青年男人抽搐道:“她,她给我花钱,还,还给我白睡,她虽然长的丑,但每次都弄的挺舒服的....”
女人听着自己的情夫如此贬低她,脸上一阵青一阵白,只是因为陈康这个煞星在场,她丝毫不敢发作。
“来,把你自己尿的这摊东西给我舔了,我看着恶心。”陈康厌恶道。
青年男人顿时好像抓住了希望的稻草,急切的说道:“大哥,我喝,我喝,我喝完了的话,你能别阉我吗?”
“看你表现了。”陈康忽悠道。
青年男人如释重负,趴在地上就开始舔,小嘴吸熘吸熘的,动作还挺他妈的熟练。
陈康气不打一处来,指着女人问道:“你俩平时是不是玩过啊?”
女人特意往旁边挪了挪,表示自己也很恶心。
“到你了,我问你,大熊一不差你钱,二不差你面子,你为啥这么狠心,非要给他戴绿帽子啊?”陈康挑了挑眉毛。
“我,我就是一时鬼迷心窍,我错了,你喊大熊上来吧,要杀要剐,我随他去了。”女人哀婉道。
“你他妈的给我好好说话,装什么楚楚可怜?你去理发店洗个头都能勾引人家上床,你贱不贱啊?”陈康反手两个耳光扇上去。
女人捂着脸,眼里蓄满了泪水,不过那不是悔恨的泪水,而是愤恨的泪水。
陈康一脚踢在她的肚子上,骂道:“别哭,你这破鞋的眼泪,比他的尿还让我恶心你知道吗?”

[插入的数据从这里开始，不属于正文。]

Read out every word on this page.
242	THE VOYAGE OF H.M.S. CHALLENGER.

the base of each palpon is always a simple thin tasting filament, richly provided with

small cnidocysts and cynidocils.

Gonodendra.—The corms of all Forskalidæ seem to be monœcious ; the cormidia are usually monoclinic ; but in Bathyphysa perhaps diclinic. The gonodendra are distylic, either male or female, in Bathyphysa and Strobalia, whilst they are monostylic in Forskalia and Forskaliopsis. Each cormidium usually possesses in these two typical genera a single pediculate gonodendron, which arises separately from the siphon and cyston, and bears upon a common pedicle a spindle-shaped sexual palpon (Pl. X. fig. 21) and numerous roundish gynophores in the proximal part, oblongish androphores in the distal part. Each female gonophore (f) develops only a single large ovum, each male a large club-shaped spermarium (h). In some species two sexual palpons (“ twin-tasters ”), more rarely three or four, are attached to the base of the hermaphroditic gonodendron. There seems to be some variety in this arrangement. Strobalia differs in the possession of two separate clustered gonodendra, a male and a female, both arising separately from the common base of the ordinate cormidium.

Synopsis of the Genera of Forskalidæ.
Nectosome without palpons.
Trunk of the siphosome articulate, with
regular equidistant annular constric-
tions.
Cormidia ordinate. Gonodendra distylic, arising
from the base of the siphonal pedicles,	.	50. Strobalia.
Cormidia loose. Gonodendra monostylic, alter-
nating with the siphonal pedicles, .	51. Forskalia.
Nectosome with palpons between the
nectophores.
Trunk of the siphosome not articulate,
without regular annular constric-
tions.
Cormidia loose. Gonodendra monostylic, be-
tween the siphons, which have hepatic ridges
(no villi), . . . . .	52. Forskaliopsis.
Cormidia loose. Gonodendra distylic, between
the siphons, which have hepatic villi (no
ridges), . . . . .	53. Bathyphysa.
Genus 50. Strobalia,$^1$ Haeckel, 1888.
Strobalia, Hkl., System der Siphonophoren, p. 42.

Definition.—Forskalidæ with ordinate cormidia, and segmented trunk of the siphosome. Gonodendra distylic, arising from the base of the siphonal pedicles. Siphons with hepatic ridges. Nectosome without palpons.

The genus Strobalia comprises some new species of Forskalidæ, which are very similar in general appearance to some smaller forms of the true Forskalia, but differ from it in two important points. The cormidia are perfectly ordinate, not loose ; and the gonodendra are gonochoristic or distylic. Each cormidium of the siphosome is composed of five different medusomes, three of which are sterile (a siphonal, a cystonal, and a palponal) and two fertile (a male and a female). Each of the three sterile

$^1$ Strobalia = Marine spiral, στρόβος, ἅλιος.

女人迫于他的威慑,只能擦干眼泪努力挣扎着坐了起来,披头散发,妆也都花了,像个疯婆子。
“我相见大熊。”女人冷静道。
“咋地?你是想拿夫妻感情说事,还是儿子说事?”陈康饶有兴致的问道。
“我和大熊还没离婚,这是我们夫妻间的事情,我是做错了,你是他兄弟,给他出头,我认了。”
“可你打也打了,骂也骂了,再动我,小心大熊以后跟你翻脸不认人。”女人反过来威胁陈康。
陈康笑了,拍了拍手称赞道:“你别说,你这个淫荡的坏女人脑子倒是挺好使的,但你说错了一件事,我不是大熊的兄弟,我是他老板,嘿嘿。”
“我他妈的打的就是你个荡妇!”
陈康瞬间拳脚相加,把她打翻在地,满脸鲜血。
青年男人吓的哆哆嗦嗦的,连喝尿的动作都不那么流畅了。
女人哭喊道:“我们之间还有个儿子,大熊会原谅我的,你,你别打了,我求你了,放过我吧....”
“哼,不打你不行啊,你这天天做美梦,听你这意思,还打算回去嚯嚯大熊?你别想了,你这辈子,就跟着这个银样镴枪头挺好。”
“不过,今天之后,你连银样镴枪头也没机会享受了,这辈子,你就好好品尝守活寡的滋味吧,我祝你们两个白头偕老。”陈康冷漠的笑了起来。
趴在地上的青年男人彻底崩溃了,他抬起头,颤抖着发黄的嘴唇说道:“大哥,你,你答应我了啊,只要我喝了,你就不阉我的啊!”
“我骗你的不行?你们当初不也是这么骗大熊的么?”
“怎么了?轮到自己身上就受不了了?天底下哪有这种好事啊?”
“来吧,正好我心情好,先从你开始,放心,很快的!”
陈康露出了一个残忍的笑容。
青年男人不由得打了一个冷战,睡裤下刚见底的黄色液体又以肉眼可见的速度涨满了。
陈康拽着他的头发,给他拉到了床上,用脚把睡裤勾掉,看了一眼,回头嘲笑道:“你说说,为了这么个小巧别致的东西,就把自己后半辈子都搭上了,值吗?”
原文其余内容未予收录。